In retrospect I hadn't thought of it in that manner. Fuel taxes achieve the same result without unnecessary startup costs or eating up labor that could be used elsewhere.
However, that doesn't affect the argument of if the actual maintenance of the roads could be done by private contractors for better efficiency. The main problem here is contracts can and have been influenced by politics (the state has no interest in efficiency so much as rewarding friends), so that wouldn't go over well. Really that just compels me further in favor of banning all private contributions and having all political campaigns funded through taxation. While I don't think a perfectly efficient government (or private market) will ever exist, it would certainly be improved by less clout in politics by money. Big businesses ultimately seek to squeeze out little ones (which basic economic theory says is bad for us in the long run), and so keeping their paws off politics would assist better economic decisions.
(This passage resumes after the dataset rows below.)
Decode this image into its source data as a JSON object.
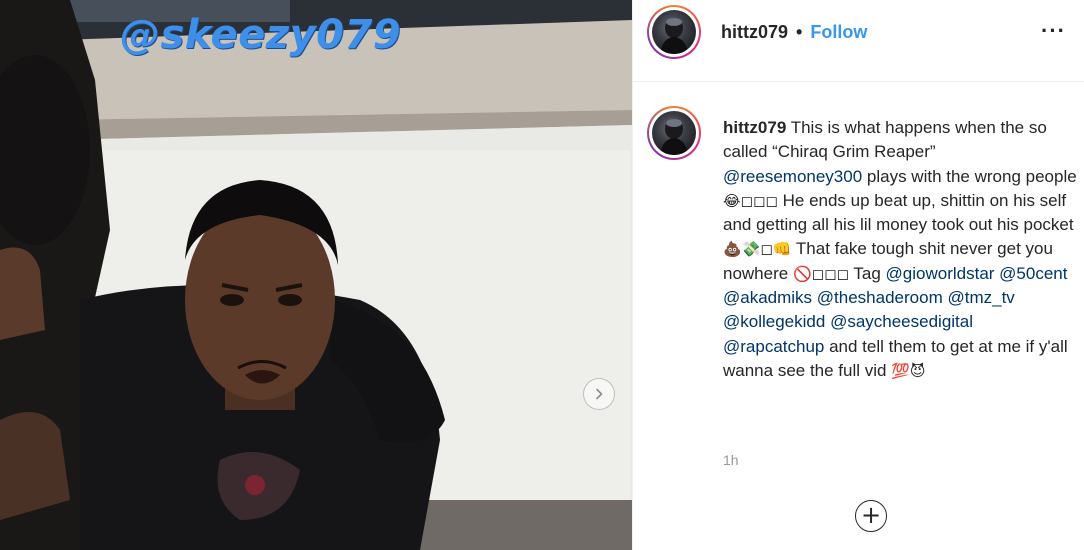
{
  "post": {
    "sticker_text": "@skeezy079",
    "next_icon": "chevron-right-icon"
  },
  "header": {
    "username": "hittz079",
    "separator": "•",
    "follow_label": "Follow",
    "more_label": "···"
  },
  "caption": {
    "username": "hittz079",
    "parts": {
      "t1": " This is what happens when the so called “Chiraq Grim Reaper” ",
      "m1": "@reesemoney300",
      "t2": " plays with the wrong people ",
      "e1": "😂◻◻◻",
      "t3": " He ends up beat up, shittin on his self and getting all his lil money took out his pocket ",
      "e2": "💩💸◻👊",
      "t4": " That fake tough shit never get you nowhere ",
      "e3": "🚫◻◻◻",
      "t5": " Tag ",
      "m2": "@gioworldstar",
      "s1": " ",
      "m3": "@50cent",
      "s2": " ",
      "m4": "@akadmiks",
      "s3": " ",
      "m5": "@theshaderoom",
      "s4": " ",
      "m6": "@tmz_tv",
      "s5": " ",
      "m7": "@kollegekidd",
      "s6": " ",
      "m8": "@saycheesedigital",
      "s7": " ",
      "m9": "@rapcatchup",
      "t6": " and tell them to get at me if y'all wanna see the full vid ",
      "e4": "💯😈"
    },
    "time": "1h"
  },
  "actions": {
    "add_label": "+"
  },
  "colors": {
    "link": "#3897f0",
    "mention": "#003569",
    "sticker": "#3f8fe8",
    "ring": "#dd2a7b"
  }
}
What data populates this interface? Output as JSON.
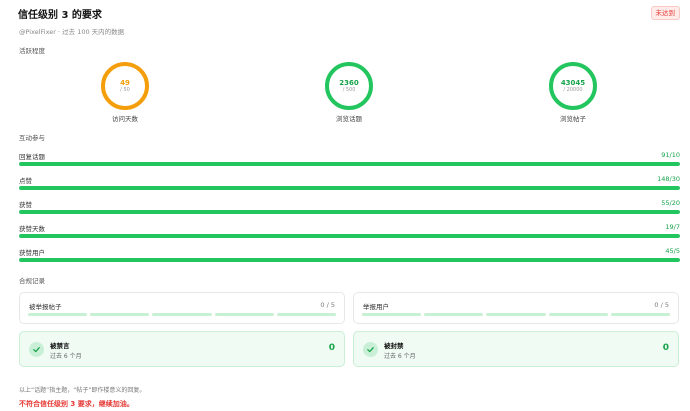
{
  "header": {
    "title": "信任级别 3 的要求",
    "status_badge": "未达到"
  },
  "subtitle": "@PixelFixer · 过去 100 天内的数据",
  "activity": {
    "section_label": "活跃程度",
    "items": [
      {
        "value": "49",
        "required": "/ 50",
        "label": "访问天数",
        "progress": 0.98,
        "color": "#f59e0b"
      },
      {
        "value": "2360",
        "required": "/ 500",
        "label": "浏览话题",
        "progress": 1.0,
        "color": "#22c55e"
      },
      {
        "value": "43045",
        "required": "/ 20000",
        "label": "浏览帖子",
        "progress": 1.0,
        "color": "#22c55e"
      }
    ]
  },
  "interaction": {
    "section_label": "互动参与",
    "items": [
      {
        "label": "回复话题",
        "value": "91/10",
        "progress": 1.0
      },
      {
        "label": "点赞",
        "value": "148/30",
        "progress": 1.0
      },
      {
        "label": "获赞",
        "value": "55/20",
        "progress": 1.0
      },
      {
        "label": "获赞天数",
        "value": "19/7",
        "progress": 1.0
      },
      {
        "label": "获赞用户",
        "value": "45/5",
        "progress": 1.0
      }
    ]
  },
  "compliance": {
    "section_label": "合规记录",
    "flagged_posts": {
      "label": "被举报帖子",
      "value": "0 / 5"
    },
    "flagged_users": {
      "label": "举报用户",
      "value": "0 / 5"
    },
    "silenced": {
      "title": "被禁言",
      "period": "过去 6 个月",
      "value": "0"
    },
    "suspended": {
      "title": "被封禁",
      "period": "过去 6 个月",
      "value": "0"
    }
  },
  "footer": {
    "note": "以上“话题”指主题，“帖子”即作楼意义的回复。",
    "result": "不符合信任级别 3 要求，继续加油。"
  },
  "colors": {
    "success": "#22c55e",
    "warning": "#f59e0b",
    "danger": "#e53935"
  }
}
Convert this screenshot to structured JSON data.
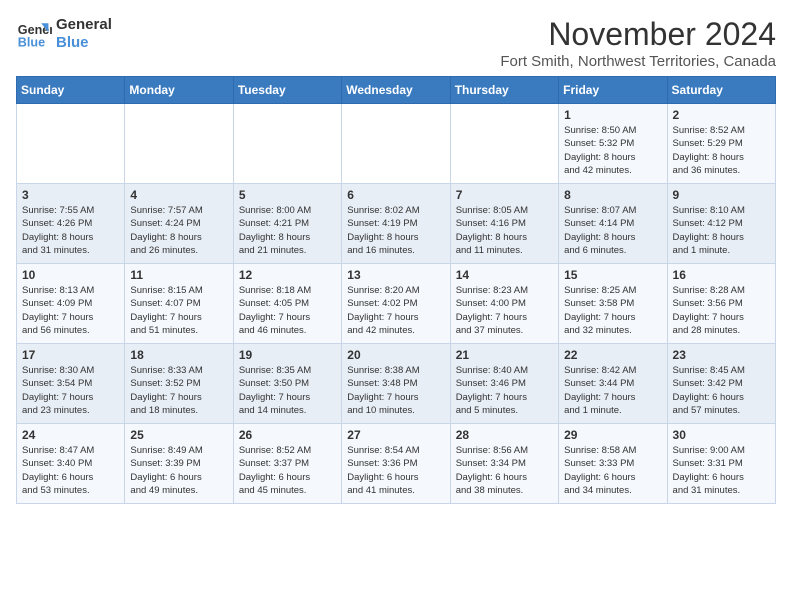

As for devolution of responsibilities to the states: they are still a government with no concern for financial solvency. Of course giving them control of things is going to go over just as well as giving it to the federal government. The state is the state, doesn't matter if its leader titles itself President, Governor, or Mayor. A private business actually has to worry about turning a profit, or it's going to go bankrupt. A government can just borrow more money.
Because the world is run by simple generlaisations like this, as cleary the publci is ineffective and private is super.
Even the states with heavy government intervention in areas such as Europe are still capitalist at the end of the day. I wonder why?
Could it be a country that is entirely state-run nine times out of ten ends up an atrocious failure?
The private sector generally does its job better than any government could. For the cases where it doesn't, that's what regulations and subsidies are for.
The profit motive is powerful... it is why allocation of resources tends to improve dramatically when you are given ownership of something. Compare how your bathroom looks to a public one. People overall do not care about the prosperity of others as much as themselves.